The Office of the Comptroller of the Currency (OCC) has announced a significant shift in its regulatory approach, proposing to exempt all but the largest national banks from the most stringent post-financial crisis oversight. Under the new rule, the asset threshold for heightened prudential standards would increase from $50 billion to $700 billion, reducing the number of banks subject to these standards from 38 to just 8.

This move aligns with Treasury Secretary Scott Bessent‘s ongoing efforts to promote deregulation across financial institutions. The rule, which is currently open for public comment, aims to relieve mid-sized banks from what the OCC describes as excessively burdensome standards that primarily apply to the largest, most complex institutions posing systemic risks.

The OCC plans to release the proposal for public comment on December 30, 2023, allowing stakeholders 60 days to provide feedback. These heightened standards currently encompass board oversight, risk management, internal controls, and accounting standards. The OCC argues that only the largest banks should be held to these rigorous requirements, as their size and complexity present unique challenges to financial stability.

In its proposal, the agency emphasized that while the newly excluded institutions would no longer face the strictest regulations, they are still expected to uphold robust risk management practices. “This would also allow excluded institutions’ employees to spend more time on executing the firm’s strategy,” the proposal noted.
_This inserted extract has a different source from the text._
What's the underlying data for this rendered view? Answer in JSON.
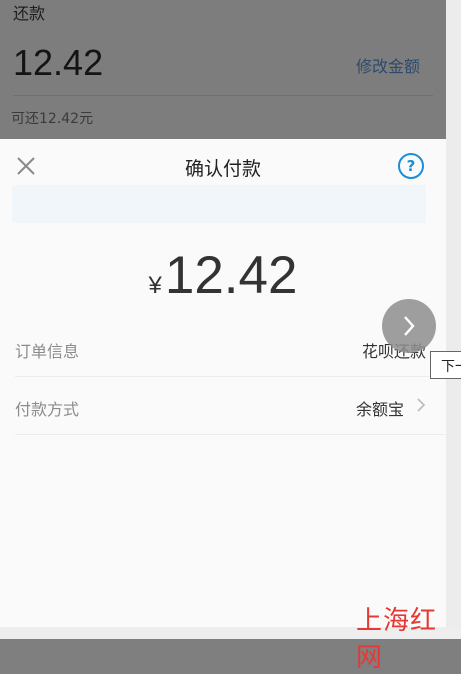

The OCC further stated that the new framework would not permit firms to neglect their compliance responsibilities or operate in an unsafe manner.

The impact of this deregulation is anticipated to result in substantial cost savings for the banking sector. The OCC estimates that the proposed changes could save banks between $54 million and $123 million collectively, largely due to reduced staffing requirements. The agency’s preliminary analysis suggests a potential 10 percent reduction in staff, assuming that the behavior of the three largest banks remains unchanged.

As the OCC shifts away from the regulatory landscape established after the 2008 financial crisis, it reflects a broader trend within the current administration. Under the leadership of Bessent, efforts are underway to dismantle many regulations deemed overly restrictive. In a speech delivered to the Economic Club of New York, Bessent highlighted the need for regulatory bodies, including the Federal Deposit Insurance Corporation (FDIC), to coordinate their actions and adopt a unified approach to deregulation.

Comptroller of the Currency Jonathan Gould has interpreted Bessent’s signals as a call to transition from a post-crisis mindset of stringent policing to a more focused, business-oriented regulatory framework. Gould has previously stated that regulations enacted in response to the 2008 crisis “narrowed the scope of banking relevance,” inadvertently driving financial activity outside traditional banking systems.

In light of these developments, the OCC aims to foster an environment that encourages innovation within the banking sector, even considering the role of qualified fintech companies in expanding the industry’s reach. Gould has advocated for ensuring that these technology-driven firms are also subjected to appropriate oversight, aiming to balance innovation with adequate risk management.

As the proposal unfolds, it remains to be seen how stakeholders will respond and whether this shift will reshape the financial landscape for both large and mid-sized banks in the coming years.